The buildout is bankrolled by the largest coordinated capital campaign in corporate history: Microsoft has committed over $80 billion for fiscal 2026, Meta's spending could reach $100 billion, and Alphabet plans $175-185 billion in total capex with roughly $70-74 billion for data centers and networking. The flagship projects are staggering: Meta's Hyperion campus in Louisiana spans 3,650 acres — twice the size of the state's international airport — targeting 1.4 GW of compute capacity.

Power: the real bottleneck

The defining constraint is not chips, land, or financing — it is electricity. A single AI training facility can require 100 to 500 megawatts, comparable to a small city. Goldman Sachs Research projects U.S. data center power demand climbing from 31 GW in 2025 to 41 GW in 2026 and 66 GW in 2027, with capacity roughly doubling to 95 GW by end-2027. Data centers accounted for around 50% of all U.S. electricity demand growth last year per the IEA, and could consume up to 12% of total U.S. electricity by 2028, up from 4.4% in 2023.

The response: America's investor-owned utilities have unveiled a $1.4 trillion capital plan through 2030 — up 27% from last year's projection and double the previous decade's investment — with Duke Energy committing $102.2 billion and Southern Company $81.2 billion. Grid interconnections often take up to four years, making Bring-Your-Own-Power solutions increasingly attractive.

The labor and supply chain squeeze

Labor shortages are now the biggest cost driver, with peak crew sizes reaching 4,000-5,000 workers per large campus.
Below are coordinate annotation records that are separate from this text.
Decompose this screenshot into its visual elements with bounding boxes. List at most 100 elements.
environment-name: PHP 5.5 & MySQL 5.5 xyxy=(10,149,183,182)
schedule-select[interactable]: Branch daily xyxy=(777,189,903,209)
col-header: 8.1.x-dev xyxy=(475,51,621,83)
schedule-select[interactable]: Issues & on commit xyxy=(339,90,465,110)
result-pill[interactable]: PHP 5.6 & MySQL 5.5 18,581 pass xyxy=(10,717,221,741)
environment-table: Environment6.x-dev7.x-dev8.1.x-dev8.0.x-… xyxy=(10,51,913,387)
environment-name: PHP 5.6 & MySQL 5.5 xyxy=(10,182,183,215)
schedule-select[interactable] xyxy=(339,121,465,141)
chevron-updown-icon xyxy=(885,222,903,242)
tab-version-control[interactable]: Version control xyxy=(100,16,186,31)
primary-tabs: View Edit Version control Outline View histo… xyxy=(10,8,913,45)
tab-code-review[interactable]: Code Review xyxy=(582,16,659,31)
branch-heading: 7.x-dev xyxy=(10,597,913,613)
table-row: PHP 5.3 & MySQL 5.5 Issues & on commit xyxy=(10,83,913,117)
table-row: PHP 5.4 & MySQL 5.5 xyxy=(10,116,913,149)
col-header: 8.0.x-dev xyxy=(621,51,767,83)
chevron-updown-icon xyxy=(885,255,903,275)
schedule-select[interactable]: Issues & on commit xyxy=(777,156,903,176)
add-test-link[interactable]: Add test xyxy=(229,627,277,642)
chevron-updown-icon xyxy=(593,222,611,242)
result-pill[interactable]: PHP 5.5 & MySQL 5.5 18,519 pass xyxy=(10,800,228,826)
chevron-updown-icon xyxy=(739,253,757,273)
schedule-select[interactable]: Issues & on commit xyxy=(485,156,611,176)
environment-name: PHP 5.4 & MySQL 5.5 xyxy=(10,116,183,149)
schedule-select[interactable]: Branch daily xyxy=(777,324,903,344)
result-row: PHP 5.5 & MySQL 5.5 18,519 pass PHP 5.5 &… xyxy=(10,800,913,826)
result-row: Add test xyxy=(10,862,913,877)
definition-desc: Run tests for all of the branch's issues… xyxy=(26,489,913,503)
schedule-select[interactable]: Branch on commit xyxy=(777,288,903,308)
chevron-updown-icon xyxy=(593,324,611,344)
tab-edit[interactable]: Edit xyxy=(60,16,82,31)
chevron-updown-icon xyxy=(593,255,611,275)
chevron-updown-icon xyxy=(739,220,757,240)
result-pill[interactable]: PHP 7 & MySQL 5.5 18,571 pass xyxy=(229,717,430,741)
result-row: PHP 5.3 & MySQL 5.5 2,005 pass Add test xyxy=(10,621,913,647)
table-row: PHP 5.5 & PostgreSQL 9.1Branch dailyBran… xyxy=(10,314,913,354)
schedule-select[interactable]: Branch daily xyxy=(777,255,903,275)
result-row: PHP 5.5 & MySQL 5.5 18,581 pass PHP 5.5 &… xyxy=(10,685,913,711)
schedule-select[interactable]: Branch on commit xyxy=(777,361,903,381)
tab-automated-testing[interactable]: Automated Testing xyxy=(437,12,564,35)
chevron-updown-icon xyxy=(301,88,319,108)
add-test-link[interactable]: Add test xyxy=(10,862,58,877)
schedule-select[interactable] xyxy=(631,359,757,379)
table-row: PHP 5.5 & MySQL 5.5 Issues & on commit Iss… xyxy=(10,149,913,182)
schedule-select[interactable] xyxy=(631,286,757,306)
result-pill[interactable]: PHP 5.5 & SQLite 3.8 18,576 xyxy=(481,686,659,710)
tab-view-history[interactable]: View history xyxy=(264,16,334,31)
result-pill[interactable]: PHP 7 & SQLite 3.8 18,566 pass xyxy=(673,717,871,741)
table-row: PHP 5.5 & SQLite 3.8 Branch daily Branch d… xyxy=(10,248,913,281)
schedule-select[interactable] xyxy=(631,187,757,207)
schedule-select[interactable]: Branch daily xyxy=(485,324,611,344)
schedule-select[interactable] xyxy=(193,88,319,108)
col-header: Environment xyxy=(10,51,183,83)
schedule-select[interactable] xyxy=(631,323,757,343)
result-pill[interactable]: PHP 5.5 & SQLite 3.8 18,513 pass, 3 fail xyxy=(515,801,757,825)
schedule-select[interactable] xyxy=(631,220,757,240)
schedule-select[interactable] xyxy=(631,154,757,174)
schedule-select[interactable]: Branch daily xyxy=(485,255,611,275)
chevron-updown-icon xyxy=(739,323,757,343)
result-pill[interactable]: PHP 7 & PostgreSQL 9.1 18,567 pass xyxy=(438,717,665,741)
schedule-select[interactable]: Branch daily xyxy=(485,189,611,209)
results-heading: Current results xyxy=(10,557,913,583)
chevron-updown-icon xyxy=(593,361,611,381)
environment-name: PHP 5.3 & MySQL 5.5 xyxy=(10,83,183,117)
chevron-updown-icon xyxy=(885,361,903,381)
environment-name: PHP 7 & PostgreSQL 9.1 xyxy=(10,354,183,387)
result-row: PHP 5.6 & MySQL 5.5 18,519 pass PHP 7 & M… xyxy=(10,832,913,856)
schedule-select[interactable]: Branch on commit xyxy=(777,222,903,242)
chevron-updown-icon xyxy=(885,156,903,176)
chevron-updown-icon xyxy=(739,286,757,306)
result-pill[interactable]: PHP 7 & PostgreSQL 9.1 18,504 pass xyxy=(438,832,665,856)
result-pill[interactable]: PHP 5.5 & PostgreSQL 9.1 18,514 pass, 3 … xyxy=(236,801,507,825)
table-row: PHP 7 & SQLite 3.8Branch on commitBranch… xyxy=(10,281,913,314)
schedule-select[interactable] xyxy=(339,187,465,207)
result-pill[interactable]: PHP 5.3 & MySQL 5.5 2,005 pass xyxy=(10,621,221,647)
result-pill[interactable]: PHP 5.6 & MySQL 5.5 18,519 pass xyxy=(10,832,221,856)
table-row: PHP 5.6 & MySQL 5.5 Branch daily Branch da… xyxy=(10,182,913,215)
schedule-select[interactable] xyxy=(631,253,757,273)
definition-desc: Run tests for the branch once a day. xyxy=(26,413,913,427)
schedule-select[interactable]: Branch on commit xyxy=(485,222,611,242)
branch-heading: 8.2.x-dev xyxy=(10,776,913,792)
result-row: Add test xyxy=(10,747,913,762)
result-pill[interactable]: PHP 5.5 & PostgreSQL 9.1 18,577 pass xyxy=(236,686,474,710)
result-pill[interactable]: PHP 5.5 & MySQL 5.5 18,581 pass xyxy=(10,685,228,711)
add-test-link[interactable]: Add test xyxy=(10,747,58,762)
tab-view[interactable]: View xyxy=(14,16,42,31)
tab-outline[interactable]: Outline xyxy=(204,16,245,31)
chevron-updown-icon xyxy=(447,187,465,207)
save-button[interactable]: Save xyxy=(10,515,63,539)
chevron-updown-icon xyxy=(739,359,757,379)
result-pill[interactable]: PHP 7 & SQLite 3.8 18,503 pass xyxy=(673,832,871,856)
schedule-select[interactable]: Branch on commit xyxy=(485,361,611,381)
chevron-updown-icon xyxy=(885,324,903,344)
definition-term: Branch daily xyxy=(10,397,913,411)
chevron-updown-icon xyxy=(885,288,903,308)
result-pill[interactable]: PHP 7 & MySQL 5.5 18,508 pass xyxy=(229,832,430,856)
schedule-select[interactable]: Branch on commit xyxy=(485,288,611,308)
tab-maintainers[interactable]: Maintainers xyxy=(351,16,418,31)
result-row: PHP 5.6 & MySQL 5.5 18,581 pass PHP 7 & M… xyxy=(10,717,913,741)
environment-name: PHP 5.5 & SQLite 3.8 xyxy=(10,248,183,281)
The scarcest profiles: MEP engineers earning $95,000-$140,000 and mission-critical project managers commanding $120,000-$180,000. On materials, transformer lead times are extending project timelines by up to 72 months, AI workloads are pushing rack density from 5-10 kW to 40-130 kW — forcing liquid cooling adoption — and a single 1-GW AI facility consumes up to 50,000 metric tons of copper, 3-4 times a conventional build.

The backlash: the boom's biggest risk

The friction is real and growing. Community opposition blocked or delayed $98 billion in projects between March and June 2025, at least 25 projects were canceled last year over local objections, and local opposition blocked or delayed at least 16 data centers worth a combined $64 billion. The driver is the electric bill: 78% of Americans are concerned data centers will raise their energy costs, areas with high data center concentration saw electricity prices jump 267% over five years, and power bills have risen 40% since 2021. Maine lawmakers even approved a proposed statewide moratorium on new data centers.

What it means for industrial suppliers

Three signals. First, this is where the money is: data center categories are among the largest gainers in all of nonresidential construction even as the broader market dips. Second, sell into the bottlenecks — electrical infrastructure, transformers, switchgear, liquid cooling, copper-intensive components, and modular construction, which is proving its worth by shortening timelines. Third, watch the regulatory map: power availability has overtaken location and land costs as the top site-selection factor, so demand will concentrate in states with grid capacity — and away from jurisdictions where opposition is organizing.

Methodology and sources

Data from ConstructConnect (June 2026 Data Center Report), U.S. Census Bureau, Goldman Sachs Research, IEA, PowerLines utility analysis, S&P Global, Lawrence Berkeley National Laboratory, and verified press reporting. Updated July 2026.